I have the following BMI (knowing that P, K and $\gamma$ are unknown with appropriate dimensions; the others are known).
[ {\begin{array}{*{20}{c}}
{{A^T}P + {K^T}{B^T}P + PA + PBK + C_z^T{C_z}}&{P{B_w}} \\
{B_w^TP}&{ - \gamma }
\end{array}} ] < 0

I would like to know if the above inequality are equivalent to the following by using Schur Complement:
[ {\begin{array}{*{20}{c}}
{{A^T}P + {K^T}{B^T}P + PA + PBK}&{C_z^T}&{P{B_w}} \\
{{C_z}}&{ - 1}&0 \\
{B_w^TP}&0&{ - \gamma }
\end{array}} ] < 0

The Attempt at a Solution

[/B]
Thank you very much in advance for your replies.

Kind regards,
Lee

 

[Mark44]

In future posts, please don't delete the homework template.

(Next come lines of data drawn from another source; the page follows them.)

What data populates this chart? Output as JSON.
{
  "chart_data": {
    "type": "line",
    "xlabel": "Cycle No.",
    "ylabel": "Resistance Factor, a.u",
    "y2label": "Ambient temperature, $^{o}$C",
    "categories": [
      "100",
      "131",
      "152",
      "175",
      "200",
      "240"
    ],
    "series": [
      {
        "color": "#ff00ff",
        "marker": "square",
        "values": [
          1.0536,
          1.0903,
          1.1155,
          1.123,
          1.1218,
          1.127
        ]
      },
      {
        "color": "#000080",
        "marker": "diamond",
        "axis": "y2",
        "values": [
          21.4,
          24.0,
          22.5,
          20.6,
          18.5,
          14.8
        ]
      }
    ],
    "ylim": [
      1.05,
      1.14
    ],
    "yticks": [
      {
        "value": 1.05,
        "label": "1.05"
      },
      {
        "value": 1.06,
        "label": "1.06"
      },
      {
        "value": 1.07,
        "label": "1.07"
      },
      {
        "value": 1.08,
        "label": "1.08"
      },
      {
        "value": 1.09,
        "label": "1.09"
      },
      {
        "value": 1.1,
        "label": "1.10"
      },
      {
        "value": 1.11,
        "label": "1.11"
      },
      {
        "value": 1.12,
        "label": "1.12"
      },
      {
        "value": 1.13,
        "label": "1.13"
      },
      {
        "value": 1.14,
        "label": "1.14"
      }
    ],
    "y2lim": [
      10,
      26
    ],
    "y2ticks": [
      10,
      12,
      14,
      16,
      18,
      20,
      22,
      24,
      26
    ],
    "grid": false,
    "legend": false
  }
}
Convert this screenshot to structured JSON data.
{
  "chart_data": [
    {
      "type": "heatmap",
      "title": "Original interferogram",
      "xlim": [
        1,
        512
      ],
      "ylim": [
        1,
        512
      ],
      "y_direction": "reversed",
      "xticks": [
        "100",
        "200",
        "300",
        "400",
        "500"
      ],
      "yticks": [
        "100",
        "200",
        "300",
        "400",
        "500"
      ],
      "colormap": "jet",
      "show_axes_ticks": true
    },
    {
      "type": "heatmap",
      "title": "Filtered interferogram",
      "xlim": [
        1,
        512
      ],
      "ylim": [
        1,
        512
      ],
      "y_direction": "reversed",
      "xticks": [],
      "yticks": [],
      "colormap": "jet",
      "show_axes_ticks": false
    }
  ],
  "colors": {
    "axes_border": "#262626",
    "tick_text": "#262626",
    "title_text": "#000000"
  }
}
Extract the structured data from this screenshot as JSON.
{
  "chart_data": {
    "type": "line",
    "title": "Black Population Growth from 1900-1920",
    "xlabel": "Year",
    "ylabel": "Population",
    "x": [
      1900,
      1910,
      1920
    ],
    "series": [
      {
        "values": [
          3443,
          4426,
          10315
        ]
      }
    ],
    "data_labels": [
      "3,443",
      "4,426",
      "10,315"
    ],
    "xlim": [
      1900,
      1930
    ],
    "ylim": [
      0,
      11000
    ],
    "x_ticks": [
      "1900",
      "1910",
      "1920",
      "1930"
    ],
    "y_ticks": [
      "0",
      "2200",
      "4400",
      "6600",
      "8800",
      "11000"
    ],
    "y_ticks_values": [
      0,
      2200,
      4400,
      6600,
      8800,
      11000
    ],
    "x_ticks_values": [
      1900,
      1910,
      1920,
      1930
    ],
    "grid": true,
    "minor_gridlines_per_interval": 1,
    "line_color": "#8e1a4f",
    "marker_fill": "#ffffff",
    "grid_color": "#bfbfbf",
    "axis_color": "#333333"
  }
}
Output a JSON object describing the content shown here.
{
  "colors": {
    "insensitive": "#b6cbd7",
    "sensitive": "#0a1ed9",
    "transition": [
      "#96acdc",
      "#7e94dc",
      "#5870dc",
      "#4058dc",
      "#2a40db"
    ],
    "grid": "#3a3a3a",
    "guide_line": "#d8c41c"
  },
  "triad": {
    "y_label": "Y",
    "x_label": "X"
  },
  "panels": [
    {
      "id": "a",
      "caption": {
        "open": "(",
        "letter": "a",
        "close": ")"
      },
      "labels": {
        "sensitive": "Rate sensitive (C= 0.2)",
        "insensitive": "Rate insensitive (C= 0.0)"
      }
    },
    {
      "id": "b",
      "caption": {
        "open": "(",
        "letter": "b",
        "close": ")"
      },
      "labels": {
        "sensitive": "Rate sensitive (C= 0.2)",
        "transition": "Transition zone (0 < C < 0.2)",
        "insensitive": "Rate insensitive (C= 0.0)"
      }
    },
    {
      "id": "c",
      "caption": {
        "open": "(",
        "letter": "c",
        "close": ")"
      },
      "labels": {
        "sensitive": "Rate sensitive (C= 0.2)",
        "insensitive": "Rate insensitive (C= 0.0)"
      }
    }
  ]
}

Its use is required.

Hi all,

I have the following BMI (knowing that P, K and $\gamma$ are unknown with appropriate dimensions; the others are known).
[ {\begin{array}{*{20}{c}}
{{A^T}P + {K^T}{B^T}P + PA + PBK + C_z^T{C_z}}&{P{B_w}} \\
{B_w^TP}&{ - \gamma }
\end{array}} ] < 0

What does the above mean?
You've written it using LaTeX as an array, but an array is not a number, so can't be negative, positive, or even zero.

Also, what is BMI?

I would like to know if the above inequality are equivalent to the following by using Schur Complement:
[ {\begin{array}{*{20}{c}}
{{A^T}P + {K^T}{B^T}P + PA + PBK}&{C_z^T}&{P{B_w}} \\
{{C_z}}&{ - 1}&0 \\
{B_w^TP}&0&{ - \gamma }
\end{array}} ] < 0

Same comment here.

The Attempt at a Solution

[/B]
Thank you very much in advance for your replies.

Kind regards,
Lee